クラレグループの各事業部においては、製品の安全を確実なものとするため、日々の新製品開発や変更管理(原材料の変更、製造設備や条件の変更などを対象とした製品の安全性や性能発現への影響の評価)の際に、さまざまなリスクアセスメント手法を用いた評価やそれに基づく改善を行ない、製品の安全および品質を保証しお客様へお届けしています。
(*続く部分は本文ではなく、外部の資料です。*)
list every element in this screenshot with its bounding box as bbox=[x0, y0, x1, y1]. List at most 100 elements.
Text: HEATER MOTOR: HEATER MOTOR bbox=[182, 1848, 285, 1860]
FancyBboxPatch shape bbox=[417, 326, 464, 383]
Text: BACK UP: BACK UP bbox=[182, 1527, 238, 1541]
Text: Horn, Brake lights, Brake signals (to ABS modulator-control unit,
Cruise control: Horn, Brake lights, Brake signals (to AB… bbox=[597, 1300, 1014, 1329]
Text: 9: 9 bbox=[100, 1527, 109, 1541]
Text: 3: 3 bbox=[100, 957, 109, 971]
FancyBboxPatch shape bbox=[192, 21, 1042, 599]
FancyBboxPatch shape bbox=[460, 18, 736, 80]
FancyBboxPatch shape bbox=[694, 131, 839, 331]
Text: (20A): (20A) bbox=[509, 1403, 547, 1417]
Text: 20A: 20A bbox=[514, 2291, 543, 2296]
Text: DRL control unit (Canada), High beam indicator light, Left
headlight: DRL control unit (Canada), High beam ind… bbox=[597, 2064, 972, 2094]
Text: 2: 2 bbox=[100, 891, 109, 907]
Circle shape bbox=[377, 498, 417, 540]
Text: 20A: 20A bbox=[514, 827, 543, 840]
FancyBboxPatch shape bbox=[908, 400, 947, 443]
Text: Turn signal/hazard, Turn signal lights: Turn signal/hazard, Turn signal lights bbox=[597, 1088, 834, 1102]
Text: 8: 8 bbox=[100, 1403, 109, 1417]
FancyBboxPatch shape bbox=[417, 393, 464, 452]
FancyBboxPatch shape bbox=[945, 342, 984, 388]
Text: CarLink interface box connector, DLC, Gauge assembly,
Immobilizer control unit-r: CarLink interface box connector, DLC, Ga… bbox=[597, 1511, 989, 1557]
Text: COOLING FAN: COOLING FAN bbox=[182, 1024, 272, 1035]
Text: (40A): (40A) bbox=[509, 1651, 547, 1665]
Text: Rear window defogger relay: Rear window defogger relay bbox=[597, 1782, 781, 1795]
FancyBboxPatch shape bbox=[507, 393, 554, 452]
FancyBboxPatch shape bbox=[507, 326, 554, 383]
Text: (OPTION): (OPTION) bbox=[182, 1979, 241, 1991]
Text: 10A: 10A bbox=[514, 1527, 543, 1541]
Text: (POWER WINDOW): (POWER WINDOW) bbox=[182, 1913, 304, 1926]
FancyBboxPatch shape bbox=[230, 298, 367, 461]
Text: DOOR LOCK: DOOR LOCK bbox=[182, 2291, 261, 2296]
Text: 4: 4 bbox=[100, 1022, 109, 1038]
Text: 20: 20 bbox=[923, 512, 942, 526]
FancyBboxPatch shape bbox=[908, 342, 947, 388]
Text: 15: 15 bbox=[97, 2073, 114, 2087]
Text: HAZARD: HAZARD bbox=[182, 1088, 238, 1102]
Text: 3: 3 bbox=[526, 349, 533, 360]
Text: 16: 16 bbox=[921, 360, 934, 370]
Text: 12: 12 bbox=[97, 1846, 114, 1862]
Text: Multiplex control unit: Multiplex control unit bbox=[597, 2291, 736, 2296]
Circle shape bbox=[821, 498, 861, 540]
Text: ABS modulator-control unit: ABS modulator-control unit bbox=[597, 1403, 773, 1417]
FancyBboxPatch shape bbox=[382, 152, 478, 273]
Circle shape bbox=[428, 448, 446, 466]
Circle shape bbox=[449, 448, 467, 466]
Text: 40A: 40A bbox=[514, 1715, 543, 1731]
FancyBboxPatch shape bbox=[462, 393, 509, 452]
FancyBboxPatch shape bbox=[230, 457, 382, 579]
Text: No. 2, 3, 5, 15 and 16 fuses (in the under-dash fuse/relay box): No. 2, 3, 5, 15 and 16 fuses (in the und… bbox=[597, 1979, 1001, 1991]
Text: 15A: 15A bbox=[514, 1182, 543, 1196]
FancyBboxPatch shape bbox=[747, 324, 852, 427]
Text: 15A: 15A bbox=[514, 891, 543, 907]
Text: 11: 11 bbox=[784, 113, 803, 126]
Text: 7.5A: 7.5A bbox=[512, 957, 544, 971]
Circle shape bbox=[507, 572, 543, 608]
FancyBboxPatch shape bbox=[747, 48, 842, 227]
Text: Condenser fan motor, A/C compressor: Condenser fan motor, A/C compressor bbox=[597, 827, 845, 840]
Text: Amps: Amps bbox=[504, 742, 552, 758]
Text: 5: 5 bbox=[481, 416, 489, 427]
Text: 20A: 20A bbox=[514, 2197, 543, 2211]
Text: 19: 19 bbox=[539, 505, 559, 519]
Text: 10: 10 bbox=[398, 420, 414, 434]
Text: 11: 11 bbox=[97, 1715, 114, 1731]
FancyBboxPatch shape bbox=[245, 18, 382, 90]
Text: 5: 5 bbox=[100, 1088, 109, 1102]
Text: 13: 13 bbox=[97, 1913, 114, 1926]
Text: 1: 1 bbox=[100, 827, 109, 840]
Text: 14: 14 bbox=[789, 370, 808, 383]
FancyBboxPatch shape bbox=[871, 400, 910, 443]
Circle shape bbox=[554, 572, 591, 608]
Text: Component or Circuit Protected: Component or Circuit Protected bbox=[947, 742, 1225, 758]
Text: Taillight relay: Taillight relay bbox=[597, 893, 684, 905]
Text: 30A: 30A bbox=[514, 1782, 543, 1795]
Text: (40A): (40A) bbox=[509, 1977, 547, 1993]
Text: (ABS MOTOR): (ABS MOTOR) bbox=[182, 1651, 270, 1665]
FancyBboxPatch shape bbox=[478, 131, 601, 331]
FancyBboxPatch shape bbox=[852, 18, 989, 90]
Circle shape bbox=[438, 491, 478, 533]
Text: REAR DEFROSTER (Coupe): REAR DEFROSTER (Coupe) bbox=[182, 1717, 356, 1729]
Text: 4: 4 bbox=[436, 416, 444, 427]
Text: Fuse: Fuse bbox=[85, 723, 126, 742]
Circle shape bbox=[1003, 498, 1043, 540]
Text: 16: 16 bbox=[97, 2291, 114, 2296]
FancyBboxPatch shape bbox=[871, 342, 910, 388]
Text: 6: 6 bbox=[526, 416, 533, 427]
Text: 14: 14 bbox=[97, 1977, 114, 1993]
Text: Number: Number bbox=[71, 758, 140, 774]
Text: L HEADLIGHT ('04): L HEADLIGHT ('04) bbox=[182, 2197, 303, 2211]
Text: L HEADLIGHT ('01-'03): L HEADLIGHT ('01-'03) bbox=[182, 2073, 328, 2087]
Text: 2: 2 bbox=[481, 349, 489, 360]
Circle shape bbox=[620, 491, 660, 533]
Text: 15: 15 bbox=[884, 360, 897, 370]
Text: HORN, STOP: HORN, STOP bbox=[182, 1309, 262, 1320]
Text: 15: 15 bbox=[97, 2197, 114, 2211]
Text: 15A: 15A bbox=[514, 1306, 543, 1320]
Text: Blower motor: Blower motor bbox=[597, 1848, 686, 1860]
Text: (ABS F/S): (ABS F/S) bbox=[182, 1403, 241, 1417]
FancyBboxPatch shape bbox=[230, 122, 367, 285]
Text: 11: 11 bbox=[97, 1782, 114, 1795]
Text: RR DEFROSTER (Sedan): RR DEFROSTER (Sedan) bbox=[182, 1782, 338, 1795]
かつ、全社的に安全性の検討を要する製品および開発品(体内摂取されるもの、ナノマテリアルを使用するものなど)に対して、「重要案件に関するPL審議委員会規則」に基づきCSR本部を中心に審議委員会を組織し、製品の安全性の確認を経て、開発、上市する仕組みを構築しています。2018年度も、この規則に定められた対象となる製品の開発、商品化に対して、社内有識者を集めたPL審議委員会でお客様・製品を取り扱う従業員、消費者の安全の確保と環境への影響などを審議し、適切な対策を取ることを前提に開発・商品化を進めることを決定しました。

クラレグループではこのように事業部ごとのリスクアセスメントに加え安全性に関する審議を必要とする事案のPL審議委員会による審議を通じて、お客様・消費者・従業員の皆様に対し適切な安全対策がとられた製品を供給します。

化学物質管理

クラレグループでは、ITシステムによる化学物質管理を行っています。登録した原材料や製品等の化学物質情報と、法令・化学物質の安全性情報等の外部データベースを連携させることにより、関連する法令情報や危険有害性情報の取得やSDS(安全データシート)等の作成ができる仕組みを整備し、お客様への情報提供を行っています。また、各事業部および国内グループ企業の化学物質管理責任者および実務者を対象とした定期的な情報共有の機会を設けており、日々要求レベルが高まっている国内外の管理ルールに対して遵守の徹底を図っています。

2018年度は、欧米の化学物質管理に関わる法令への対応(米国TSCA改正、欧州REACH登録等)が重要な課題となりましたが、2017年に発足させたグローバルなグループ企業との化学物質管理の連携体制の下で適切に対応しました。クラレグループでは今後も、お客様へ正確で質の高い製品情報の提供を行うための活動を進めていきます。